La reciente salida de Rafael Devers de los Red Sox de Boston hacia los Gigantes de San Francisco ha estado rodeada de controversia, comentarios y revelaciones que han sacudido el mundo del béisbol. Uno de los testimonios más impactantes vino por parte de David Ortiz, una de las máximas leyendas de los Medias Rojas, quien reveló que sus intentos por aconsejar a Devers fueron constantemente ignorados por el antesalista dominicano.
En una entrevista concedida al periodista Héctor Gómez, Ortiz confesó que durante un largo tiempo intentó comunicarse con Devers para ofrecerle consejos y orientación. Sin embargo, estos esfuerzos no fueron correspondidos. “No puedes imaginar cuántas veces le escribí a Devers tratando de aconsejarlo… Él casi nunca me contestó”, afirmó el icónico ‘Big Papi’, visiblemente decepcionado por la falta de reciprocidad del joven jugador.
Esta confesión ha generado muchas interrogantes sobre la actitud de Devers dentro del equipo de Boston y si esa desconexión con figuras históricas de la franquicia pudo influir en su inesperada salida. La falta de comunicación con alguien tan respetado como David Ortiz no solo es un indicio de distanciamiento, sino también de un posible desapego emocional con la organización que lo vio crecer.

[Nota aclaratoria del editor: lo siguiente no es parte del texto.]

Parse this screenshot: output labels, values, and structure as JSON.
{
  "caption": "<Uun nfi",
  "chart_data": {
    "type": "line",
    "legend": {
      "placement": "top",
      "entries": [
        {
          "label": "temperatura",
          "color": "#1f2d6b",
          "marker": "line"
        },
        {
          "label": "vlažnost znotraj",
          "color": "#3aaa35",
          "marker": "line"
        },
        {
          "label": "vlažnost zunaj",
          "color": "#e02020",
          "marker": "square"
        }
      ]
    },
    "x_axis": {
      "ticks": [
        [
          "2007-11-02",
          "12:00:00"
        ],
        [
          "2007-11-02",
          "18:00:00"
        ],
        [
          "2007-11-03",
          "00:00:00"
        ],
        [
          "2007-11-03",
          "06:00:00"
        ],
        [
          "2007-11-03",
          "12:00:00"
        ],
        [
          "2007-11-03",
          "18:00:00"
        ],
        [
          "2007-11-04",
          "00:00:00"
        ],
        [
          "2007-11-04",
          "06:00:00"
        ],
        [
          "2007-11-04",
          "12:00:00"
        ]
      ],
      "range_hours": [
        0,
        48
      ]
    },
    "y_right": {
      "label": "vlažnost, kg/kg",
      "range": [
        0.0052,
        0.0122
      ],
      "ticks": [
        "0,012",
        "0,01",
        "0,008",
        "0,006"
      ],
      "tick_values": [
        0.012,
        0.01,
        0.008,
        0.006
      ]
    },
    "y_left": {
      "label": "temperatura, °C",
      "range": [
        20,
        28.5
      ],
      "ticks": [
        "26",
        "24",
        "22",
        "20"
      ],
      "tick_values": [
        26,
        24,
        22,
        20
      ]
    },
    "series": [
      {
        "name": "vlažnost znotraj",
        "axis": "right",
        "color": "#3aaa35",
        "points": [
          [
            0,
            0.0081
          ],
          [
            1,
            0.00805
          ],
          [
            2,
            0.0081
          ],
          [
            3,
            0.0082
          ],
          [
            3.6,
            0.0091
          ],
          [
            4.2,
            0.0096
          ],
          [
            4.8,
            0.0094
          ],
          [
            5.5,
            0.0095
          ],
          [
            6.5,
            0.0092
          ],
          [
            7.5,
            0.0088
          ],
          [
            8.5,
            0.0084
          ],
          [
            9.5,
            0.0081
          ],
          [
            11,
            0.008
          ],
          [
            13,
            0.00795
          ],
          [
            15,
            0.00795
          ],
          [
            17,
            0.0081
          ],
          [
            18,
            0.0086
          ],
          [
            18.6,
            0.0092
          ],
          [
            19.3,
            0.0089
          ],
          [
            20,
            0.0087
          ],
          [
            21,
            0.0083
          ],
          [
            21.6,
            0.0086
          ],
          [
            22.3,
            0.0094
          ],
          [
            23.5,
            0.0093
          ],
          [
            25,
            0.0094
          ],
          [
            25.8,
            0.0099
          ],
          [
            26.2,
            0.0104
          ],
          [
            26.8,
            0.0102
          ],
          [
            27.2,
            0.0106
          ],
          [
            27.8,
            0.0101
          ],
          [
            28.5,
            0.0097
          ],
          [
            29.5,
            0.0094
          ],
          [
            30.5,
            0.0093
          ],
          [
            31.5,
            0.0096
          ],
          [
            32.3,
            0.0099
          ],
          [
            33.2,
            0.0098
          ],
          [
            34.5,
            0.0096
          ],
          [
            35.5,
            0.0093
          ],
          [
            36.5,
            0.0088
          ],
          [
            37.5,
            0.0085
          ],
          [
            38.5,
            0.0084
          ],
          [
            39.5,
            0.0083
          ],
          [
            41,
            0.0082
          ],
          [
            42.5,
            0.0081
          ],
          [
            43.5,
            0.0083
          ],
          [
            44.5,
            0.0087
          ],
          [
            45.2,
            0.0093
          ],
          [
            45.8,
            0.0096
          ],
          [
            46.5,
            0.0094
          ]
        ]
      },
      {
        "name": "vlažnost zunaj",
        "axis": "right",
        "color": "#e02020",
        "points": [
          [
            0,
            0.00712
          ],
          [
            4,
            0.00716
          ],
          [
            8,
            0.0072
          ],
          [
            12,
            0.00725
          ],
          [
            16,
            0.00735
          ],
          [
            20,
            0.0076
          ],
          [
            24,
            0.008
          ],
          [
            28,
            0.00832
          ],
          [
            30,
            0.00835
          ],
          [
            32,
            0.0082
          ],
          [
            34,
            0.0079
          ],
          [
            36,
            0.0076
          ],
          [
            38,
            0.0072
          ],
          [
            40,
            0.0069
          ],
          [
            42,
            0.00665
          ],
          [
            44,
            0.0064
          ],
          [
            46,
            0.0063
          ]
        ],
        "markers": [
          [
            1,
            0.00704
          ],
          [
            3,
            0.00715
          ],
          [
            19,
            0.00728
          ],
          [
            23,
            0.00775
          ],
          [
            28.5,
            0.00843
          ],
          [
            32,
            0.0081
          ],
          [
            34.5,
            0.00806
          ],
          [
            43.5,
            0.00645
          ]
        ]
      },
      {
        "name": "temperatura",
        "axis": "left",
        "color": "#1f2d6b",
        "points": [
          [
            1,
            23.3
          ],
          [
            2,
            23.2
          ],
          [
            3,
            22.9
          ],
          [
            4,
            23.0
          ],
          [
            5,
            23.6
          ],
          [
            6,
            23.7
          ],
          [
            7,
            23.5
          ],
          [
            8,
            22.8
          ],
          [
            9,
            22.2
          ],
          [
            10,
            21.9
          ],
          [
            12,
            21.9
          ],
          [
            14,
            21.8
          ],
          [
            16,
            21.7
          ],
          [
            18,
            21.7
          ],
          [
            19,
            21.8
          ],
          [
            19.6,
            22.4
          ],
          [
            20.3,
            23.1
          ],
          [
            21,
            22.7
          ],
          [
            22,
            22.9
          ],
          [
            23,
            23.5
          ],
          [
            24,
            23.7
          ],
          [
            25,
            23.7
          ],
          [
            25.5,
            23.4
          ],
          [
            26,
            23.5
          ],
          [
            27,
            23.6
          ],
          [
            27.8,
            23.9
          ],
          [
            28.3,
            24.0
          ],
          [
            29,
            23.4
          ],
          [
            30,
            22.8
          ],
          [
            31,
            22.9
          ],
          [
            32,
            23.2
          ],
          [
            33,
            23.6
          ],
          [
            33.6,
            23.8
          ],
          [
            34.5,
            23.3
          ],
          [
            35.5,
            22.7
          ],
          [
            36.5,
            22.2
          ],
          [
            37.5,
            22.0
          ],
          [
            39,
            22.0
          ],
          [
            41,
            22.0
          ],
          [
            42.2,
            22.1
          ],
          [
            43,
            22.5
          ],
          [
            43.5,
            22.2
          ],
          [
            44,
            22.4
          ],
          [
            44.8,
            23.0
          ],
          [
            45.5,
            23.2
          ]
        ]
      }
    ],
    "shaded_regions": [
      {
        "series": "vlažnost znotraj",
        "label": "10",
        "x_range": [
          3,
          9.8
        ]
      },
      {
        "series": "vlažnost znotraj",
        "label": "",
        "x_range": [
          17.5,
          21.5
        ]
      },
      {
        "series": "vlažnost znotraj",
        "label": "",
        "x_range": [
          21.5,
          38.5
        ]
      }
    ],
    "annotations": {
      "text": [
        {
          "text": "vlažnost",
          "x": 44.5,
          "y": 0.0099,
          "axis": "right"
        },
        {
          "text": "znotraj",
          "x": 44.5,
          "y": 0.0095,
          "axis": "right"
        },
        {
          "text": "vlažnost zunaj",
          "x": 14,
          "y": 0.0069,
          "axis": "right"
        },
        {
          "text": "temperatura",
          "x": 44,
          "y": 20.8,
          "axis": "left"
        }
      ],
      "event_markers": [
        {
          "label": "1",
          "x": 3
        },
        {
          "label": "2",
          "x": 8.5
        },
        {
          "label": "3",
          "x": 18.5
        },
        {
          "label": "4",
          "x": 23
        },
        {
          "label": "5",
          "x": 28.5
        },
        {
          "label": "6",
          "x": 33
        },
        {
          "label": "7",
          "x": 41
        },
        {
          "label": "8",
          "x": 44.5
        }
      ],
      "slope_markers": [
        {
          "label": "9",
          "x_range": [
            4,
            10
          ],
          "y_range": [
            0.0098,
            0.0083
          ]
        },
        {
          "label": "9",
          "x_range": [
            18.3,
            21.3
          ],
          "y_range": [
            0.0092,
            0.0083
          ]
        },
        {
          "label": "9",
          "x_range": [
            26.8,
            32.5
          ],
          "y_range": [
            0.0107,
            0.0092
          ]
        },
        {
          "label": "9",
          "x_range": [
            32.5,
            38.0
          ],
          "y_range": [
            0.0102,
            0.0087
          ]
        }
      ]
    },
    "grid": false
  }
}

La situación se agrava con rumores internos que han salido a la luz, indicando que Devers habría mostrado resistencia a cambiar de posición defensiva. Según diversas fuentes, el dominicano se negó rotundamente a jugar en la primera base, una actitud que no cayó bien entre sus compañeros ni en la directiva. Este tipo de decisiones, interpretadas por algunos como caprichosas, habrían deteriorado aún más su relación con la franquicia.
La salida de Devers representa una pérdida importante para los Red Sox, no solo por su talento ofensivo, sino por lo que significaba para el futuro del club. Su partida deja un vacío difícil de llenar, tanto dentro del diamante como en el corazón de una afición que apostaba por él como el nuevo rostro de la organización. Mientras tanto, los Gigantes de San Francisco se convierten en los nuevos beneficiarios de su talento, con la esperanza de que el antesalista recupere su mejor versión y deje atrás los conflictos pasados.
Este episodio también es un recordatorio del valor que tienen las relaciones humanas y la comunicación en el mundo del deporte profesional. La desconexión entre una leyenda como Ortiz y una joven estrella como Devers evidencia cómo los egos, la inmadurez o las diferencias generacionales pueden afectar la química de un equipo.
Ahora, con la temporada en marcha, todas las miradas estarán puestas en Rafael Devers y su desempeño con los Gigantes. La expectativa es alta y el margen de error, reducido. Si quiere limpiar su imagen y demostrar su verdadero valor, deberá enfocarse en el terreno de juego, dejar atrás cualquier polémica y demostrar que puede ser un jugador franquicia. Por su parte, David Ortiz seguirá siendo una voz respetada y escuchada dentro del béisbol, con la autoridad moral de quien conoce bien el camino hacia el éxito.